Ольга

       Было уже, наверное, не менее полуночи, а Ольге всё не спалось. Она оторвала голову от подушки, долго прислушивалась к завыванию вьюги за стеной, смотрела на едва заметное в темноте пятно замёрзшего окна. Как хорошо, что удалось вернуться до непогоды. Какие-то четыре или пять часов назад ничто ещё не предвещало этой свистопляски, разве только усиливающийся к вечеру ветер да лёгкая позёмка на дороге. Ольга долго перебирала в памяти свою, уже далеко не первую, поездку. "Господи!" - думала она, - "Всё получилось и на этот раз, всё обошлось благополучно". Бригадир дядя Веня, всё-таки, дал ей Мальчика, только долго наказывал, чтобы не гнала, не понукала - старый совсем - да чтобы смотрела в оба в Алексеевской балке, волков там, дескать, видели  недавно.
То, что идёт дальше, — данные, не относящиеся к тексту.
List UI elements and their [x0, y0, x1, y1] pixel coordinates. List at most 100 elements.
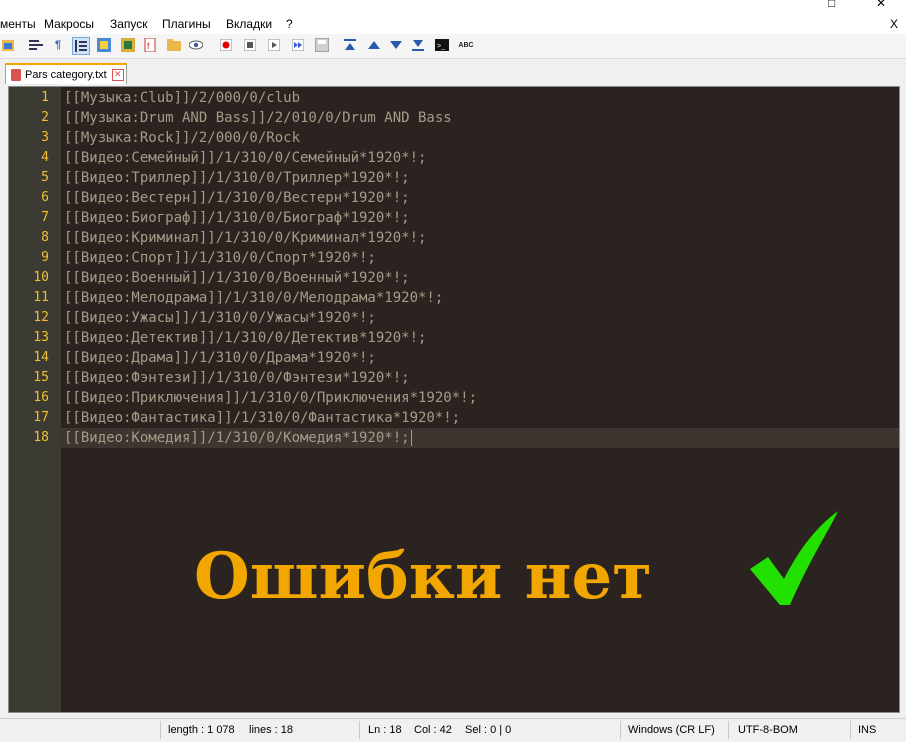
line-number: 5 [41, 170, 49, 185]
status-encoding[interactable]: UTF-8-BOM [738, 724, 798, 736]
checkmark-icon [750, 511, 838, 605]
menu-documents[interactable]: менты [0, 17, 36, 31]
arrow-up-icon[interactable] [366, 37, 382, 53]
menu-run[interactable]: Запуск [110, 17, 148, 31]
expand-icon[interactable] [410, 37, 426, 53]
code-line[interactable]: 14 [[Видео:Драма]]/1/310/0/Драма*1920*!; [33, 348, 899, 368]
line-number: 9 [41, 250, 49, 265]
doc-map-icon[interactable] [120, 37, 136, 53]
code-line[interactable]: 7 [[Видео:Биограф]]/1/310/0/Биограф*1920*… [41, 208, 899, 228]
code-line[interactable]: 6 [[Видео:Вестерн]]/1/310/0/Вестерн*1920*… [41, 188, 899, 208]
play-macro-icon[interactable] [266, 37, 282, 53]
text-caret [411, 430, 412, 446]
code-line[interactable]: 13 [[Видео:Детектив]]/1/310/0/Детектив*19… [33, 328, 899, 348]
close-window-button[interactable]: ✕ [876, 0, 886, 10]
line-text: [[Видео:Военный]]/1/310/0/Военный*1920*!… [64, 270, 410, 286]
menu-help[interactable]: ? [286, 17, 293, 31]
line-number: 16 [33, 390, 49, 405]
record-macro-icon[interactable] [218, 37, 234, 53]
line-number: 11 [33, 290, 49, 305]
status-eol[interactable]: Windows (CR LF) [628, 724, 715, 736]
code-line[interactable]: 3 [[Музыка:Rock]]/2/000/0/Rock [41, 128, 899, 148]
menu-tabs[interactable]: Вкладки [226, 17, 272, 31]
line-number: 6 [41, 190, 49, 205]
word-wrap-icon[interactable] [28, 37, 44, 53]
status-bar: length : 1 078 lines : 18 Ln : 18 Col : … [0, 718, 906, 742]
stop-macro-icon[interactable] [242, 37, 258, 53]
overlay-text: Ошибки нет [194, 539, 652, 614]
line-text: [[Видео:Драма]]/1/310/0/Драма*1920*!; [64, 350, 376, 366]
run-multiple-macro-icon[interactable] [290, 37, 306, 53]
function-list-icon[interactable]: f [142, 37, 158, 53]
line-text: [[Музыка:Rock]]/2/000/0/Rock [64, 130, 301, 146]
line-text: [[Видео:Триллер]]/1/310/0/Триллер*1920*!… [64, 170, 410, 186]
close-icon[interactable]: ✕ [111, 68, 124, 81]
line-number: 2 [41, 110, 49, 125]
status-mode[interactable]: INS [858, 724, 876, 736]
line-text: [[Видео:Вестерн]]/1/310/0/Вестерн*1920*!… [64, 190, 410, 206]
tab-bar: Pars category.txt ✕ [0, 59, 906, 85]
line-text: [[Видео:Комедия]]/1/310/0/Комедия*1920*!… [64, 430, 410, 446]
editor[interactable]: 1 [[Музыка:Club]]/2/000/0/club 2 [[Музыка:D… [8, 86, 900, 713]
line-number: 17 [33, 410, 49, 425]
line-number: 4 [41, 150, 49, 165]
file-icon [11, 68, 21, 81]
line-text: [[Музыка:Club]]/2/000/0/club [64, 90, 301, 106]
line-text: [[Видео:Фэнтези]]/1/310/0/Фэнтези*1920*!… [64, 370, 410, 386]
status-col: Col : 42 [414, 724, 452, 736]
tab-label: Pars category.txt [25, 68, 107, 81]
line-number: 1 [41, 90, 49, 105]
line-text: [[Видео:Фантастика]]/1/310/0/Фантастика*… [64, 410, 461, 426]
spellcheck-icon[interactable]: ABC [458, 37, 474, 53]
title-bar: □ ✕ [0, 0, 906, 14]
line-number: 8 [41, 230, 49, 245]
code-line[interactable]: 9 [[Видео:Спорт]]/1/310/0/Спорт*1920*!; [41, 248, 899, 268]
code-line[interactable]: 2 [[Музыка:Drum AND Bass]]/2/010/0/Drum A… [41, 108, 899, 128]
folder-icon[interactable] [166, 37, 182, 53]
arrow-down-icon[interactable] [388, 37, 404, 53]
line-text: [[Видео:Ужасы]]/1/310/0/Ужасы*1920*!; [64, 310, 376, 326]
line-number: 7 [41, 210, 49, 225]
close-document-button[interactable]: X [890, 17, 898, 31]
line-text: [[Видео:Криминал]]/1/310/0/Криминал*1920… [64, 230, 427, 246]
code-line[interactable]: 17 [[Видео:Фантастика]]/1/310/0/Фантастик… [33, 408, 899, 428]
code-line[interactable]: 16 [[Видео:Приключения]]/1/310/0/Приключе… [33, 388, 899, 408]
code-area[interactable]: 1 [[Музыка:Club]]/2/000/0/club 2 [[Музыка:D… [33, 87, 899, 712]
status-sel: Sel : 0 | 0 [465, 724, 512, 736]
code-line[interactable]: 12 [[Видео:Ужасы]]/1/310/0/Ужасы*1920*!; [33, 308, 899, 328]
line-text: [[Видео:Детектив]]/1/310/0/Детектив*1920… [64, 330, 427, 346]
menu-plugins[interactable]: Плагины [162, 17, 211, 31]
code-line[interactable]: 18 [[Видео:Комедия]]/1/310/0/Комедия*1920… [33, 428, 899, 448]
code-line[interactable]: 1 [[Музыка:Club]]/2/000/0/club [41, 88, 899, 108]
status-length: length : 1 078 [168, 724, 235, 736]
left-edge [0, 86, 6, 713]
line-text: [[Видео:Спорт]]/1/310/0/Спорт*1920*!; [64, 250, 376, 266]
line-number: 15 [33, 370, 49, 385]
open-icon[interactable] [0, 37, 16, 53]
menu-macros[interactable]: Макросы [44, 17, 94, 31]
code-line[interactable]: 15 [[Видео:Фэнтези]]/1/310/0/Фэнтези*1920… [33, 368, 899, 388]
line-text: [[Видео:Семейный]]/1/310/0/Семейный*1920… [64, 150, 427, 166]
save-macro-icon[interactable] [314, 37, 330, 53]
line-text: [[Видео:Биограф]]/1/310/0/Биограф*1920*!… [64, 210, 410, 226]
line-number: 3 [41, 130, 49, 145]
code-line[interactable]: 8 [[Видео:Криминал]]/1/310/0/Криминал*192… [41, 228, 899, 248]
code-line[interactable]: 5 [[Видео:Триллер]]/1/310/0/Триллер*1920*… [41, 168, 899, 188]
show-all-chars-icon[interactable]: ¶ [50, 37, 66, 53]
menu-bar: менты Макросы Запуск Плагины Вкладки ? X [0, 14, 906, 34]
line-number: 12 [33, 310, 49, 325]
console-icon[interactable]: >_ [434, 37, 450, 53]
collapse-icon[interactable] [342, 37, 358, 53]
tab-pars-category[interactable]: Pars category.txt ✕ [5, 63, 127, 84]
code-line[interactable]: 4 [[Видео:Семейный]]/1/310/0/Семейный*192… [41, 148, 899, 168]
svg-text:>_: >_ [437, 43, 445, 50]
language-icon[interactable] [96, 37, 112, 53]
line-text: [[Видео:Приключения]]/1/310/0/Приключени… [64, 390, 478, 406]
maximize-button[interactable]: □ [828, 0, 835, 10]
indent-guide-icon[interactable] [72, 37, 90, 55]
code-line[interactable]: 11 [[Видео:Мелодрама]]/1/310/0/Мелодрама*… [33, 288, 899, 308]
monitor-eye-icon[interactable] [188, 37, 204, 53]
status-ln: Ln : 18 [368, 724, 402, 736]
line-number: 10 [33, 270, 49, 285]
code-line[interactable]: 10 [[Видео:Военный]]/1/310/0/Военный*1920… [33, 268, 899, 288]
Мерина она не подгоняла, Мальчик и без того был молодцом, дорогу знал и, хоть и не часто припускал бегом, но и не плёлся. Особенно, когда ехали домой. А что она, Ольга, может против волков? Знал бы кто, как леденеет кровь от их истошного воя. Но проехала, никого не усмотрела, как ни озиралась по сторонам. Видно разные дороги  у неё с ними были в этот вечер. А может берёг кто... А у неё и радости-то... вернуться домой, под крышу, увидать ждущие, такие родные, такие истосковавшиеся глаза детей, вопрошающе поглядывающие на её небольшой мешок. Почувствовать тепло их ручонок, по очереди обнимавших шею. В этот раз удалось обменять кусок поплина, подаренный ей Николаем  три года назад да штуку простынного белого. А выручила - то всего... стакан соли, каравай хлеба, немного пшена, три литра керосина да несколько кусочков сахара для самых маленьких. Стоит уже вторая военная зима. Вторая зима без Коли...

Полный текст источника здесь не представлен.